Dalam zat korosif surat ditujukan kepada Raja Charles menjelang penobatannya baru-baru ini, Assange menggambarkan dirinya sebagai “tahanan politik, ditahan demi Yang Mulia atas nama penguasa asing yang malu”. Dia berkomentar, “Seseorang dapat benar-benar mengetahui ukuran suatu masyarakat dengan cara memperlakukan para tahanannya, dan kerajaan Anda pasti unggul dalam hal itu.”
Penguasa asing yang malu pasti telah menunjukkan keunggulan di bidang itu juga, membanggakan tingkat penahanan tertinggi di planet ini dan rekor yang mengesankan dalam mengeksekusi orang yang tidak bersalah. Yang pasti, upaya domestik untuk menghukum warga negara lain 175 tahun penjara karena mengatakan yang sebenarnya juga merupakan indikator yang baik bahwa ada sesuatu yang sangat, sangat salah dengan masyarakat.
Lalu ada seluruh masalah koloni hukuman lepas pantai Amerika Serikat di Teluk Guantánamo, Kuba, bekas sarang penyiksaan CIA dan lubang hitam peradilan yang gigih di mana AS telah mencoba melarikan diri dari kejatuhan manusia dari perang abadi.
Memang, fakta itu AS merasa berhak memanggil pemerintah Kuba untuk “tahanan politik”nya sendiri saat mengoperasikan penjara ilegal di wilayah Kuba yang diduduki dapat dengan aman diajukan di bawah kategori kemunafikan yang sangat menyeramkan.

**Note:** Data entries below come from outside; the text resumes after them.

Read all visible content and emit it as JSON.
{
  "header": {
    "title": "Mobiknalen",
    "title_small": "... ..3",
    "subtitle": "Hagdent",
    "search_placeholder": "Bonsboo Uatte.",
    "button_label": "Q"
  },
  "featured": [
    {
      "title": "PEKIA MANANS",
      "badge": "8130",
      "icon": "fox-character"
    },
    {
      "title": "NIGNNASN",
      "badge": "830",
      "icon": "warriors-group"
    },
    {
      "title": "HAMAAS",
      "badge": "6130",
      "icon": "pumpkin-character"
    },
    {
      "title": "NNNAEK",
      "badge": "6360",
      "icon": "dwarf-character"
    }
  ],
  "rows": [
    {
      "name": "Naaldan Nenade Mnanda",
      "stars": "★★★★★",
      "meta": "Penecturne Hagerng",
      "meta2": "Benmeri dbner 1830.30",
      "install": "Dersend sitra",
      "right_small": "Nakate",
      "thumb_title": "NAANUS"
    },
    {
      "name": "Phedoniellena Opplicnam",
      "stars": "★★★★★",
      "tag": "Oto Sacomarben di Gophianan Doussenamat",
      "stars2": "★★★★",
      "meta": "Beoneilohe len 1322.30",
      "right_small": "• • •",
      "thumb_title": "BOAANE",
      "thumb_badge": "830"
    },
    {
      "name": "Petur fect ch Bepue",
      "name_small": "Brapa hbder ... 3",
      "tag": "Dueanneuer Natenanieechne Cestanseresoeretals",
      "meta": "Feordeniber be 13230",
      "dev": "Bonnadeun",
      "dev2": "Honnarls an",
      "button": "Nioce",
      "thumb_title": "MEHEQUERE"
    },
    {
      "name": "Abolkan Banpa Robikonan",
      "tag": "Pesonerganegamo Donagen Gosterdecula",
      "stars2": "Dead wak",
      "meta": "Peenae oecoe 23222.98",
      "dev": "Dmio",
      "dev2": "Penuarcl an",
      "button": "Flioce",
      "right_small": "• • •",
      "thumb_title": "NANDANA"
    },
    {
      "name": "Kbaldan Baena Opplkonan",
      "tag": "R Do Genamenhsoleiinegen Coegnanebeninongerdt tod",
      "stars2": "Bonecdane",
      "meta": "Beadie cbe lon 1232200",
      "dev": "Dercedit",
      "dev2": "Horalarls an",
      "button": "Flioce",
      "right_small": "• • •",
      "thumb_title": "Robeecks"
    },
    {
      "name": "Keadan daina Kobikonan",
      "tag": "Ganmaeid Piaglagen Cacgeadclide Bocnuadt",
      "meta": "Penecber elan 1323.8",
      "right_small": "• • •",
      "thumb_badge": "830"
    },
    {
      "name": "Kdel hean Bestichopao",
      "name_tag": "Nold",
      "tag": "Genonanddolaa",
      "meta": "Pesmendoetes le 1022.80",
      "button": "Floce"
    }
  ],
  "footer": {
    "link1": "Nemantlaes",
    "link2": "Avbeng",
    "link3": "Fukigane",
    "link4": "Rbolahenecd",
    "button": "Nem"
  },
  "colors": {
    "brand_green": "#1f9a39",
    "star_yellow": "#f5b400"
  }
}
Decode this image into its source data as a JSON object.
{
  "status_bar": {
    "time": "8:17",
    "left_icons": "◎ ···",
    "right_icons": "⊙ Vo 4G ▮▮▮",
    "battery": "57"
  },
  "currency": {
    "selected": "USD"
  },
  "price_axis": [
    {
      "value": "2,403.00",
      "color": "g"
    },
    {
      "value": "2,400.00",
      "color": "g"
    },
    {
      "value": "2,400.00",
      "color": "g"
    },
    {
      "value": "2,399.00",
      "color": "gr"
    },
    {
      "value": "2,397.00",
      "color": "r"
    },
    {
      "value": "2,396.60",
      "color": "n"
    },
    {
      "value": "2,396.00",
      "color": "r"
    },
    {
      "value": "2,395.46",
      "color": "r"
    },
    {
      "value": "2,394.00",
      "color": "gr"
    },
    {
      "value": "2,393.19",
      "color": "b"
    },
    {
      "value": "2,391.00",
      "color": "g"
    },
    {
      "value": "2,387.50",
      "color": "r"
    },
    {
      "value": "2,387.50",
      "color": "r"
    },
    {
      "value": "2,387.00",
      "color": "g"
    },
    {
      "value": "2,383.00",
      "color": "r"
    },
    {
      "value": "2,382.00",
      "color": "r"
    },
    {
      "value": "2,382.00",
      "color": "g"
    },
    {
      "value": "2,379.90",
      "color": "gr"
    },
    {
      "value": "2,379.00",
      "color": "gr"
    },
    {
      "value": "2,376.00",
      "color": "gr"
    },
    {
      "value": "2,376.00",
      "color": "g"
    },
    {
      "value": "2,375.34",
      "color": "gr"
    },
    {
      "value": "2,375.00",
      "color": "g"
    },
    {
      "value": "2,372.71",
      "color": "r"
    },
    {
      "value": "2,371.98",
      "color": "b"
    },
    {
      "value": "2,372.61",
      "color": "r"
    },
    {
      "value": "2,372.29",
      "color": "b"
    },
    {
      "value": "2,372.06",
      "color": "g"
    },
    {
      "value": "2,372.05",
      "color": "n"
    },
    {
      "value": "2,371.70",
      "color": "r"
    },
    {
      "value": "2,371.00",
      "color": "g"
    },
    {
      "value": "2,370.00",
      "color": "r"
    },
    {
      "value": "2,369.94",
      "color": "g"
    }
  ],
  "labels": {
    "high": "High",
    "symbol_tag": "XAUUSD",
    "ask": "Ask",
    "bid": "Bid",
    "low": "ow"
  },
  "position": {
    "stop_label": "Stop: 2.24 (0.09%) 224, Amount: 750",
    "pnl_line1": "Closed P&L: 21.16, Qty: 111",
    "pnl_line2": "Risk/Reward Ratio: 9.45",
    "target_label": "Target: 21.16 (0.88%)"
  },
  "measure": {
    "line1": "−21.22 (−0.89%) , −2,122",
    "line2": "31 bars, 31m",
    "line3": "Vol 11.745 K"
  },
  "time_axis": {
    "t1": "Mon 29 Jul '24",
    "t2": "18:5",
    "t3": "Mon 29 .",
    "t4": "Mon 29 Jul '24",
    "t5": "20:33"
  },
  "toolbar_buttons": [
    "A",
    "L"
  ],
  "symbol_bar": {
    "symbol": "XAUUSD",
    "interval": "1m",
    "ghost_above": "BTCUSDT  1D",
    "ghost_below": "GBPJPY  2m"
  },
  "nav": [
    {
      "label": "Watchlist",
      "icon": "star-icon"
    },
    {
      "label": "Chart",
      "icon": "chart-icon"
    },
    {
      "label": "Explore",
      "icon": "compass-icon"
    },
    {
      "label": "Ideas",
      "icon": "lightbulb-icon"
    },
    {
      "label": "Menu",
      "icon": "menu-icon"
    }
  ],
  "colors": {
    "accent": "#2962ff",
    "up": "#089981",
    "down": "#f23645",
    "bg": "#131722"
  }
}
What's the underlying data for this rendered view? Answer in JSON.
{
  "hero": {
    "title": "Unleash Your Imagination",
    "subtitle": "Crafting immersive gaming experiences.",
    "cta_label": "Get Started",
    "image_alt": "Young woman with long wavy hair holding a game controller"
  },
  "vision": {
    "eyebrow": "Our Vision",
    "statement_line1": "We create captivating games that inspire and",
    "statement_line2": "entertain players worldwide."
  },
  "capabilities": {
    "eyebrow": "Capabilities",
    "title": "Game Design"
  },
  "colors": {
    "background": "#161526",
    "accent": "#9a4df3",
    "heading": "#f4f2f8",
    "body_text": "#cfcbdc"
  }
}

Andai saja ada lebih banyak jurnalis yang mau membicarakan hal seperti itu.
Tapi sama seperti Anda tidak bisa menutupi kejahatan Guantánamo dengan mengklasifikasikan karya seni tahanan, Anda tidak bisa menyembunyikan kengerian kebijakan Amerika dengan secara efektif mengedit Julian Assange dari keberadaannya.
Ini adalah pendekatan lama untuk membunuh pembawa pesan – di mana “pembunuhan” mengambil bentuk erosi psikologis berlarut-larut yang dilakukan bersamaan dengan kampanye untuk menormalkan gagasan bahwa Assange harus berada di balik jeruji besi selamanya.
Pada akhirnya, serangan terhadap Assange bukan hanya umpan tipuan kekaisaran yang tidak proporsional. Apa pun hasil akhirnya, itu telah menjadi preseden berbahaya dalam mengkriminalisasi tidak hanya kebebasan berbicara dan pers, tetapi juga – jika Anda memikirkannya – kebebasan berpikir.
Meskipun pejabat Australia menuntut pembebasan Assange, Perdana Menteri Australia Anthony Albanese menolak untuk mengatakan apakah dia akan mengangkat masalah tersebut dengan Presiden AS Joe Biden pada KTT Quad Leaders di Sydney pada 24 Mei.
Dan ketika perang abadi AS semakin mengamuk, begitu pula perang abadi melawan Julian Assange.
Pendapat yang diungkapkan dalam artikel ini adalah milik penulis sendiri dan tidak mencerminkan posisi redaksi Al Jazeera.